In 1978 I moved into my current WeHo crib and celebrated by buying a brand new 19-inch color TV and signing up for Theta Cable. My ‘hood has always been plagued by poor TV reception due to mountains blocking the signal from the network transmission towers. I didn’t know it at the time, but I was enjoying my best experience with pay-TV and it would just be downhill from there.
Unlike current corporate cable services that appeal to audiences of millions, Theta was based in Santa Monica and catered to a select clientele residing on the westside of L.A. including Beverly Hills and West Hollywood. This allowed Theta Cable to offer an eclectic selection of films in addition to the usual menu of local network channels.
Theta Cable service included a very desirable perk – the Z Channel. This is where program director Jerry Harvey was able to let his imagination run free and give his industry-heavy group of subscribers a mix of recent blockbusters and more esoteric fare like silent films, foreign films, and under-appreciated B-movies. The Z Channel is remembered so fondly by local cinephiles that it inspired a documentary by Xan Cassavetes called “A Magnificent Obsession.”
This was before most of us had video recorders and way before studios started sending “screeners” to Oscar voters when the only way to get your target audience to view your product was to lure them into free screenings. When those studios noticed how many of their voters subscribed to Theta, they made some of their Oscar-nominated films available for viewing. Most films aired only once but they could be watched by all Theta customers, not just Academy members. I recall this as being the only year that I watched the Oscars having actually seen most of the nominated films.

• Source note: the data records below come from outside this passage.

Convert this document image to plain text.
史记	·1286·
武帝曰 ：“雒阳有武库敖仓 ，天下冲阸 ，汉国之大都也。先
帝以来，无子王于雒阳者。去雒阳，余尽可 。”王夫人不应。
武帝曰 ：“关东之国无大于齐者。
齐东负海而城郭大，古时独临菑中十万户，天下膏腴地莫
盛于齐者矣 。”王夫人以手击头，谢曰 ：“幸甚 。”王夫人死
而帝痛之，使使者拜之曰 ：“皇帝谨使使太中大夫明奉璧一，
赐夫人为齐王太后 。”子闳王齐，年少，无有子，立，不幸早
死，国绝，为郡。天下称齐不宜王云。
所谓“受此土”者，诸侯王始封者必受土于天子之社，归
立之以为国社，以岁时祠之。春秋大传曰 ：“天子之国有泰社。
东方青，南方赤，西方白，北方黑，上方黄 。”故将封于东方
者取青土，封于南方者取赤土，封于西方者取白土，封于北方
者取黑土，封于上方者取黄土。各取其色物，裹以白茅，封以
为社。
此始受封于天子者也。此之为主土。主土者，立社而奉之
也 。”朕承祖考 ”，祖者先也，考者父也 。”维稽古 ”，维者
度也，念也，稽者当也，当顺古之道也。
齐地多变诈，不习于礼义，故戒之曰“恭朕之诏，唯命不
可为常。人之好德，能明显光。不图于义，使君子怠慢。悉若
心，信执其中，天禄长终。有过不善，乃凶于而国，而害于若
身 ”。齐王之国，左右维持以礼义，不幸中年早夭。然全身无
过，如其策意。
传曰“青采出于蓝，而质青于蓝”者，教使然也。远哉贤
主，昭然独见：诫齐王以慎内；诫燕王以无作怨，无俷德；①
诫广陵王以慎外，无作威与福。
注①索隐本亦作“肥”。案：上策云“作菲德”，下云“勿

Alas, it was too good to last. In 1981, Theta was purchased by Group W and would eventually be absorbed by one of the corporate conglomerates, and WeHo viewers were offered the same smorgasbord of approved content that plays in Peoria. I like to think that the spirit of the Z Channel lives on in niche streaming channels like Classic Reel, which offers ad-free films from 1930 to 1980 in Technicolor and Cinemascope for just $3 a month.
Meanwhile, the cable giants are fighting to hold onto the dwindling number of customers happy to pay $200 a month for 100+ channels while actually watching about ten of them. Meanwhile, more adventurous viewers are customizing their viewing experience by picking and choosing from an ever-growing selection of streaming options.